1.5 POTENTIAL FOR FUNGAL ASSOCIATION IN NEUROLOGICAL DISEASES
The overall goal of neurotoxicological investigations is to develop and validate quantitative biomarkers of neurotoxicity and to utilize these to elucidate toxicity mechanisms. This would increase the certainty of assumptions underlying risk assessment for neurotoxicants.
Advances in medical science have revolutionized understanding of brain tumours and shown that abnormal proliferation, inability of the cells to die and their potential to modify their tissue environment, result from accumulation of genetic aberrations. Understanding the potential initiators and chain of events responsible for brain tumour growth is a prerequisite for the development of effective therapeutic modalities leading to improved prognosis and cures.

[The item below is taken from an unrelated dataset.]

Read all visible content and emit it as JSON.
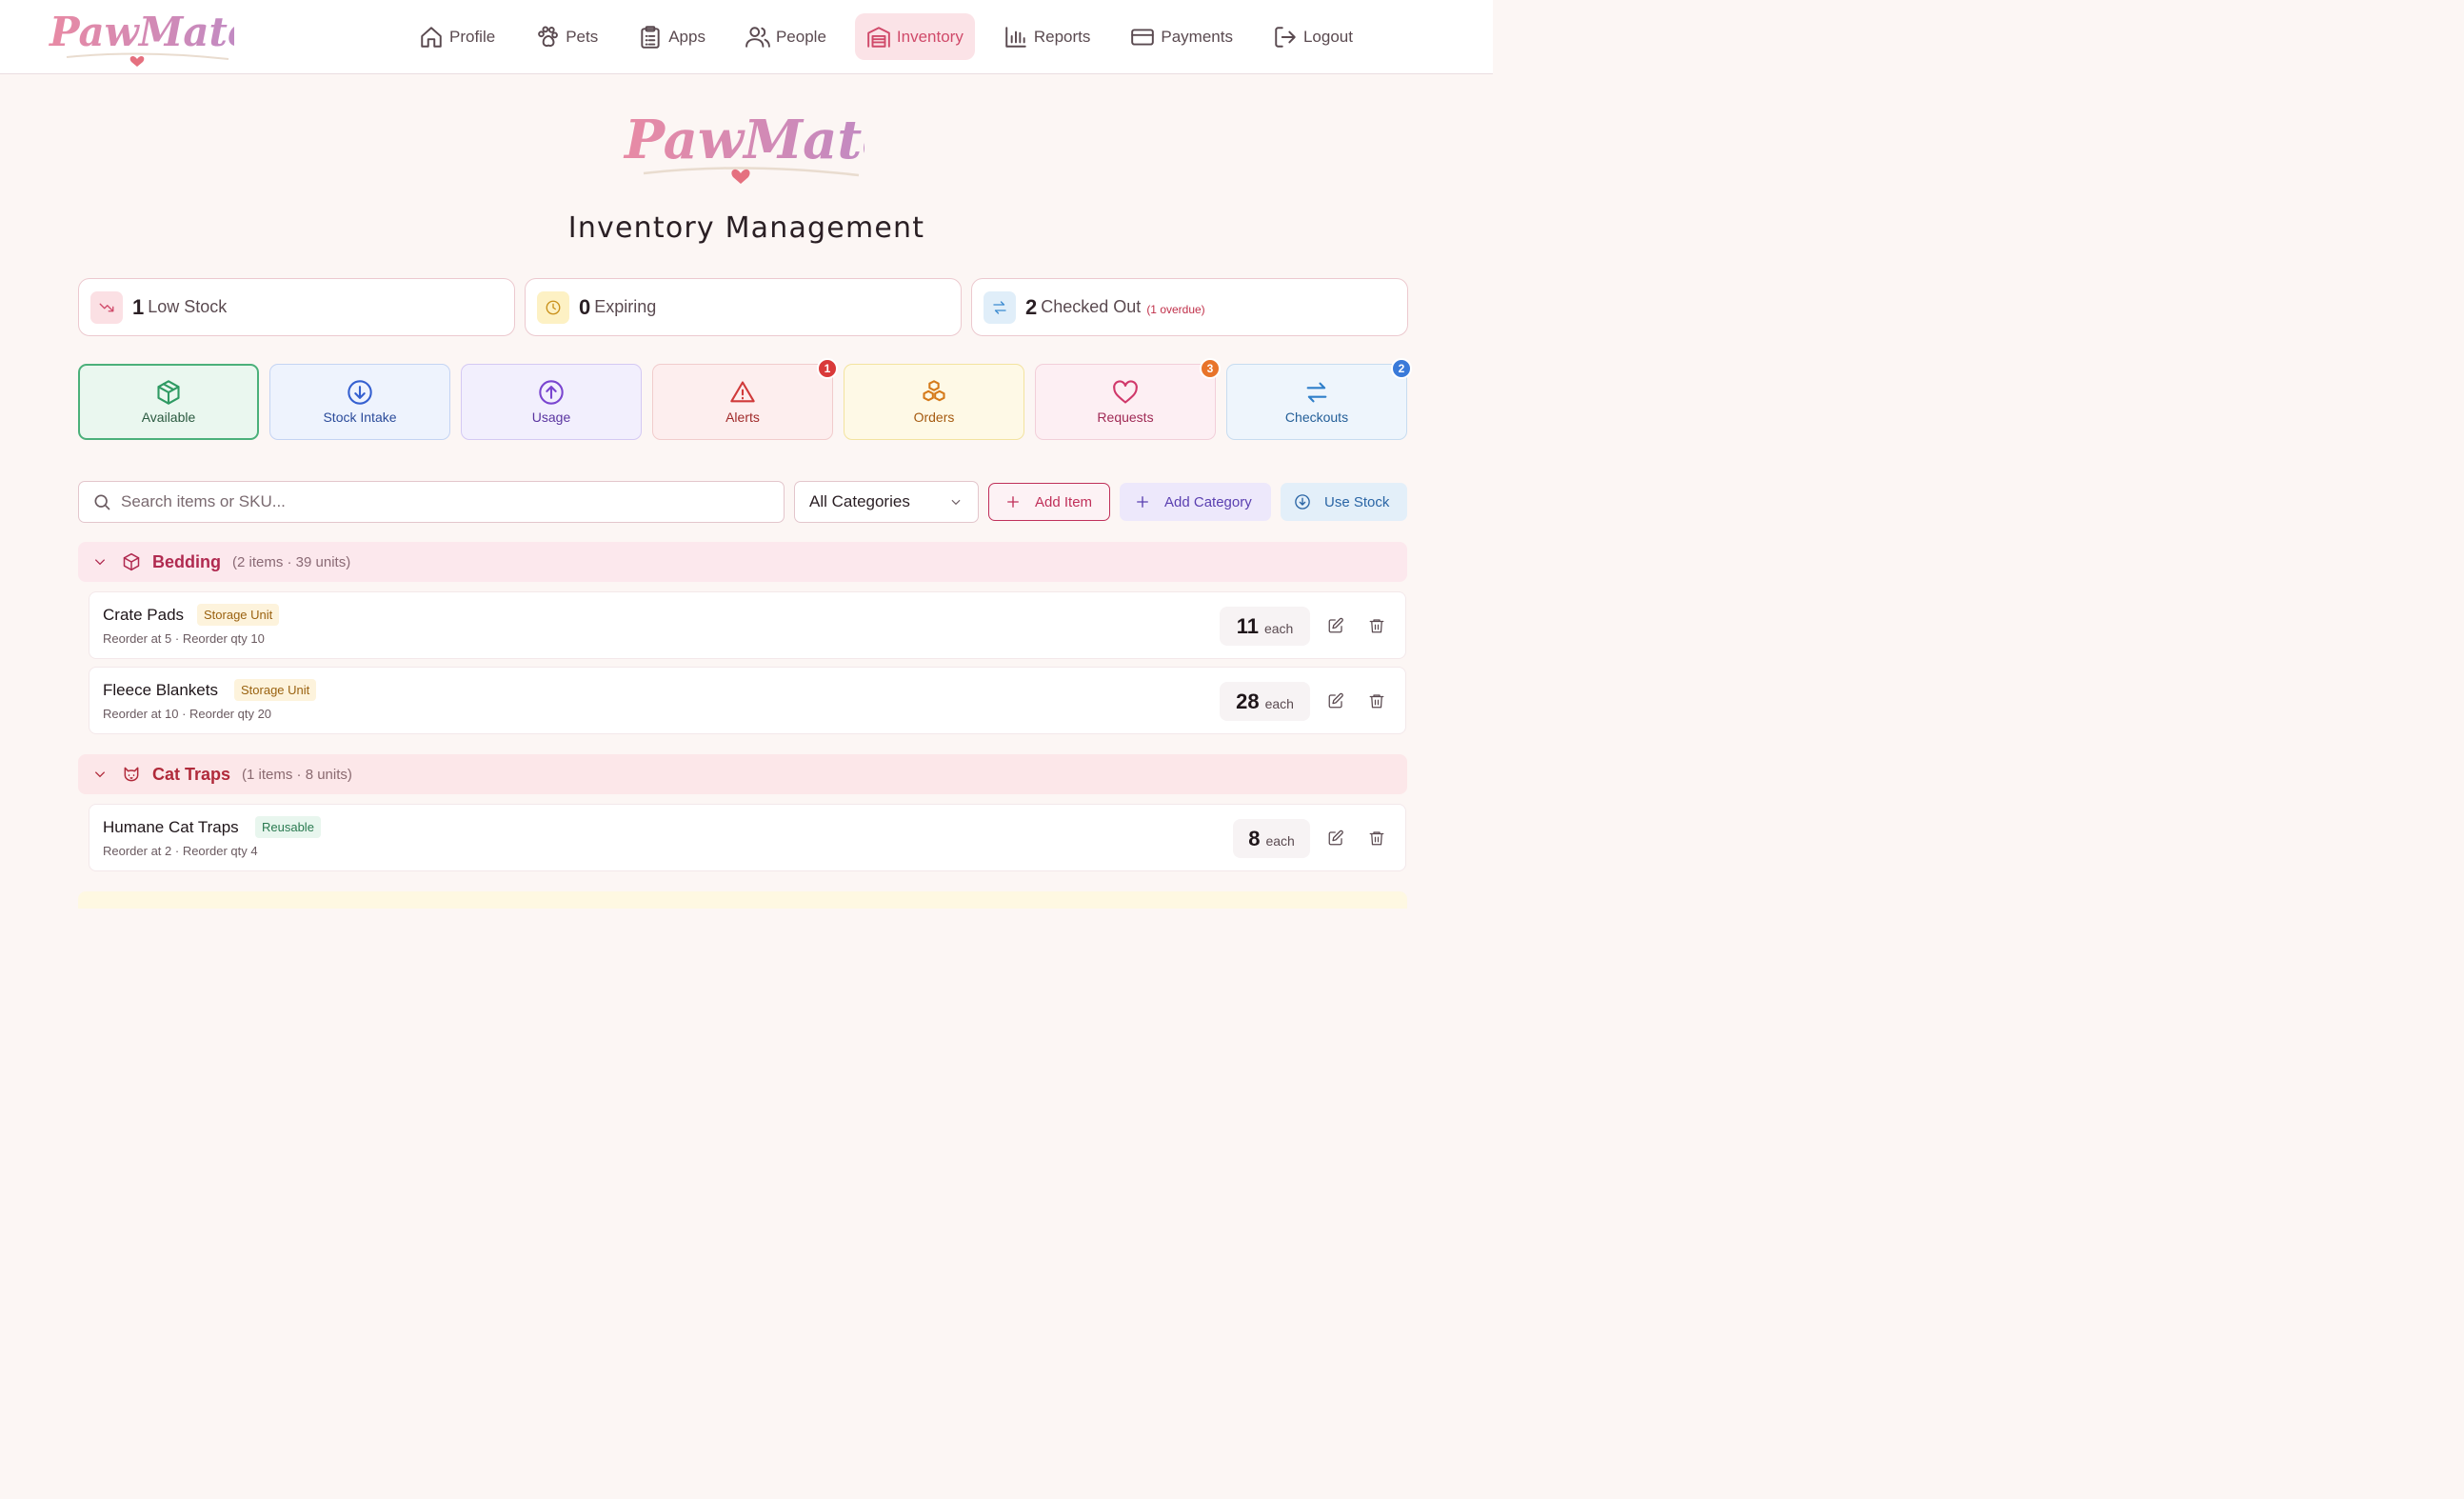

In order to develop and implement methods of preventing intoxication and managIng symptoms of poisoning by Fusarium mycotoxins known to potentially affect the CNS, identification and understanding the mechanisms whereby these toxicants exert their effects is imperative. The selection of Fusarium toxins for study was on the basis of their incidence in analytical surveys of commercially available SA food and feeds (Dutton and Kinsey, 1995; 1996), as well as on the requirement for further research into their potential role in CNS-associated human disease. The significant contribution of maize and maize-based foods to the diet, and therefore their potential diet-toxicity interaction, warranted the present study to ascertain whether selected Fusarium mycotoxins may be associated with the pathophysiology of brain cancer in the population of KwaZulu-Natal, South Africa.
Diagnosis of neurological diseases caused by fungi can be difficult as clinical signs are often ambiguous or similar to those found in other diseases, and histological lesions may be non-specific or absent. Therefore, the diagnosis of diseases caused by neurotoxic mycotoxins depends not only on history, clinical signs or finding the mycotoxin in the appropriate food and feed material (Plumlee and Galey, 1994), but also on finding the specific mycotoxin directly within lesions, in infected tissues, and/or in physiological fluids.
1.6 OBJECTIVES
This study comprised of an in vitro experimental, as well as a in vivo clinical component. The objectives of the in vitro component were to assess the: -
• potential for selected Fusarium mycotoxins to induce cytotoxicity, apoptosis, growth arrest or necrosis in the N2a. mouse neuroblastoma cell line;
• structural and ultrastructural changes that occur as a result of exposure to Fusarium mycotoxins in N2a. mouse neuroblastoma cells using immunochemical techniques; and
• in vitro effects of FBI on sphinganine (Sa) and sphingosine (So) metabolism in the N2a.
cells.
The objectives of the clinical component of this study were to: -
• analyse sera obtained from non-cancer subjects and brain tumour patients for levels of FBI, Sa, So and Sa:So ratios in order to establish whether any correlation exists between these variables, and
• immunolocalise FBI within brain tumour tissues.